Thursday, May 28, 2020

Plague Journal (68): Tell me a story

Everybody has a narrative. It's the story we tell about ourselves. It has many facets, and yet it is condensable. If we were to write it down, it might be a novel, or it might be a haiku. 

We carry it around in our heads. We feel uncomfortable when someone begins to question it because deep inside we know it's based on half-truths at best. It was always a self-serving story. That was its purpose. Sometimes we went so far as to call it "my truth." Sometimes we said, "That's my story and I'm sticking to it."

Self-dealing is our stock and trade. For long periods of time our narrative serves us pretty well in this regard, but then sometimes something happens that brings the narrative to a breaking point. Let's say part of my narrative was that I loved my Dad but he didn't love me. What a burden to grow up with. With this story you could justify your many failings. But then your Dad dies and at the funeral everyone is weeping and you're asked to say a few words. Your narrative is cracking, it can't bear the strain. You can't rely on it here. You're weeping too and you tell people you just lost your best friend. It's your new story, and it works. Everyone empathizes with you and your grief seems the most profound of anyone there.

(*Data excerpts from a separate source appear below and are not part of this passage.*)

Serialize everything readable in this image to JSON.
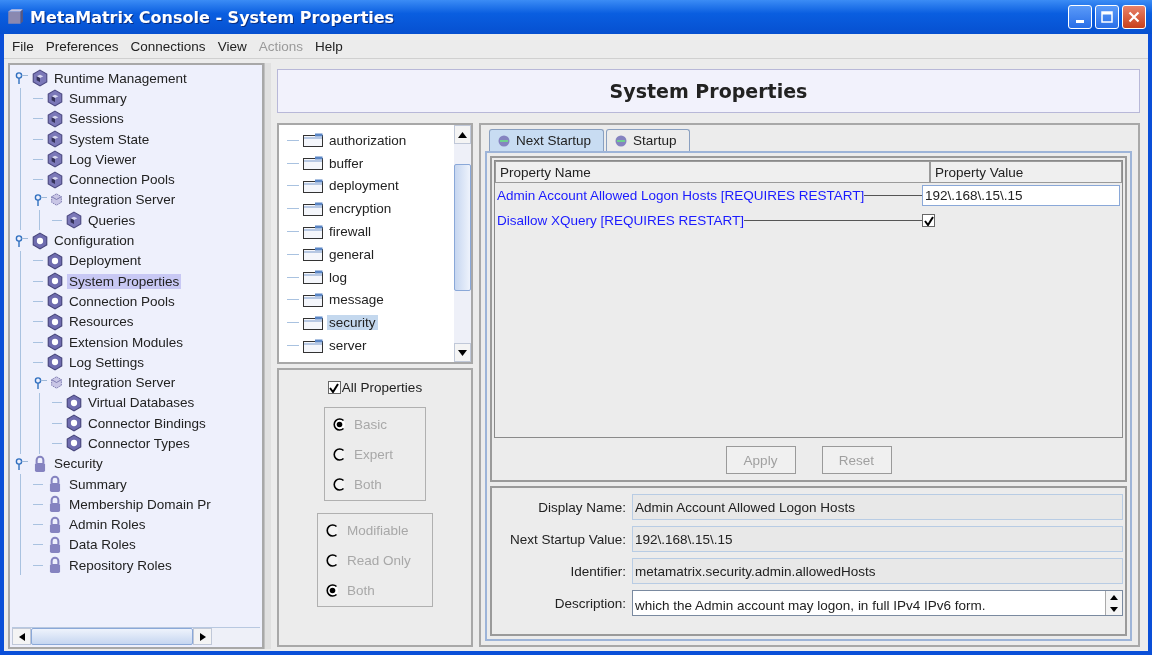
{
  "window": {
    "title": "MetaMatrix Console  - System Properties"
  },
  "menu": [
    {
      "label": "File",
      "disabled": false
    },
    {
      "label": "Preferences",
      "disabled": false
    },
    {
      "label": "Connections",
      "disabled": false
    },
    {
      "label": "View",
      "disabled": false
    },
    {
      "label": "Actions",
      "disabled": true
    },
    {
      "label": "Help",
      "disabled": false
    }
  ],
  "navigation_tree": [
    {
      "label": "Runtime Management",
      "kind": "runtime",
      "selected": false,
      "expanded": true,
      "children": [
        {
          "label": "Summary",
          "kind": "runtime",
          "selected": false
        },
        {
          "label": "Sessions",
          "kind": "runtime",
          "selected": false
        },
        {
          "label": "System State",
          "kind": "runtime",
          "selected": false
        },
        {
          "label": "Log Viewer",
          "kind": "runtime",
          "selected": false
        },
        {
          "label": "Connection Pools",
          "kind": "runtime",
          "selected": false
        },
        {
          "label": "Integration Server",
          "kind": "server",
          "selected": false,
          "expanded": true,
          "children": [
            {
              "label": "Queries",
              "kind": "runtime",
              "selected": false
            }
          ]
        }
      ]
    },
    {
      "label": "Configuration",
      "kind": "config",
      "selected": false,
      "expanded": true,
      "children": [
        {
          "label": "Deployment",
          "kind": "config",
          "selected": false
        },
        {
          "label": "System Properties",
          "kind": "config",
          "selected": true
        },
        {
          "label": "Connection Pools",
          "kind": "config",
          "selected": false
        },
        {
          "label": "Resources",
          "kind": "config",
          "selected": false
        },
        {
          "label": "Extension Modules",
          "kind": "config",
          "selected": false
        },
        {
          "label": "Log Settings",
          "kind": "config",
          "selected": false
        },
        {
          "label": "Integration Server",
          "kind": "server",
          "selected": false,
          "expanded": true,
          "children": [
            {
              "label": "Virtual Databases",
              "kind": "config",
              "selected": false
            },
            {
              "label": "Connector Bindings",
              "kind": "config",
              "selected": false
            },
            {
              "label": "Connector Types",
              "kind": "config",
              "selected": false
            }
          ]
        }
      ]
    },
    {
      "label": "Security",
      "kind": "security",
      "selected": false,
      "expanded": true,
      "children": [
        {
          "label": "Summary",
          "kind": "security",
          "selected": false
        },
        {
          "label": "Membership Domain Pr",
          "kind": "security",
          "selected": false
        },
        {
          "label": "Admin Roles",
          "kind": "security",
          "selected": false
        },
        {
          "label": "Data Roles",
          "kind": "security",
          "selected": false
        },
        {
          "label": "Repository Roles",
          "kind": "security",
          "selected": false
        }
      ]
    }
  ],
  "page_title": "System Properties",
  "categories": [
    {
      "label": "authorization",
      "selected": false
    },
    {
      "label": "buffer",
      "selected": false
    },
    {
      "label": "deployment",
      "selected": false
    },
    {
      "label": "encryption",
      "selected": false
    },
    {
      "label": "firewall",
      "selected": false
    },
    {
      "label": "general",
      "selected": false
    },
    {
      "label": "log",
      "selected": false
    },
    {
      "label": "message",
      "selected": false
    },
    {
      "label": "security",
      "selected": true
    },
    {
      "label": "server",
      "selected": false
    }
  ],
  "filters": {
    "all_properties": {
      "label": "All Properties",
      "checked": true
    },
    "groups": [
      {
        "disabled": true,
        "options": [
          {
            "label": "Basic",
            "selected": true
          },
          {
            "label": "Expert",
            "selected": false
          },
          {
            "label": "Both",
            "selected": false
          }
        ]
      },
      {
        "disabled": true,
        "options": [
          {
            "label": "Modifiable",
            "selected": false
          },
          {
            "label": "Read Only",
            "selected": false
          },
          {
            "label": "Both",
            "selected": true
          }
        ]
      }
    ]
  },
  "tabs": [
    {
      "label": "Next Startup",
      "selected": true
    },
    {
      "label": "Startup",
      "selected": false
    }
  ],
  "table": {
    "columns": [
      "Property Name",
      "Property Value"
    ],
    "rows": [
      {
        "name": "Admin Account Allowed Logon Hosts [REQUIRES RESTART]",
        "kind": "text",
        "value": "192\\.168\\.15\\.15"
      },
      {
        "name": "Disallow XQuery [REQUIRES RESTART]",
        "kind": "checkbox",
        "checked": true
      }
    ]
  },
  "buttons": [
    {
      "label": "Apply",
      "disabled": true
    },
    {
      "label": "Reset",
      "disabled": true
    }
  ],
  "details": [
    {
      "label": "Display Name:",
      "value": "Admin Account Allowed Logon Hosts"
    },
    {
      "label": "Next Startup Value:",
      "value": "192\\.168\\.15\\.15"
    },
    {
      "label": "Identifier:",
      "value": "metamatrix.security.admin.allowedHosts"
    }
  ],
  "description": {
    "label": "Description:",
    "value": "which the Admin account may logon, in full IPv4 IPv6 form."
  }
}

So yes, we're pretty good at this. We are the story-making animal.  But some people are simply always telling their story, over and over to anyone who will listen (we are the self-depicting animal), while certain other people are always asking others to tell their story (but that's a much smaller cohort). Not that they don't have a story of their own, but maybe they've just grown tired of it. In the end self-dealing can seem like such a paltry thing. Get me out of my head, we pray. My head is not particularly truthful.

What we need is to discover the overarching narrative, the story of stories. Something bigger than ourselves. But this megastory can't come from us. It is not something we impose upon the sky. It is the sky. That is, if it exists at all.

If it exists at all, it is the story where I am not king. I am not brave in this story. I do not defeat the dragon, save the child, cross the trackless waste, build the hospital, or speak truth to power. Nor do I ever overcome that one glaring weakness. I do not come home to cheering crowds. It is not about me.

When Jesus said, "Blessed are the poor in spirit, for they shall inherit the earth," these may well have been the most explosive words ever uttered. When he said, "The first shall be last, and the last first," he was exploding all our narratives. We cannot shoehorn ourselves into his megastory via convenient self-depictions. He sees through us. He silences our silly narratives. 

The only thing to do now is to listen. Jesus, tell me a story.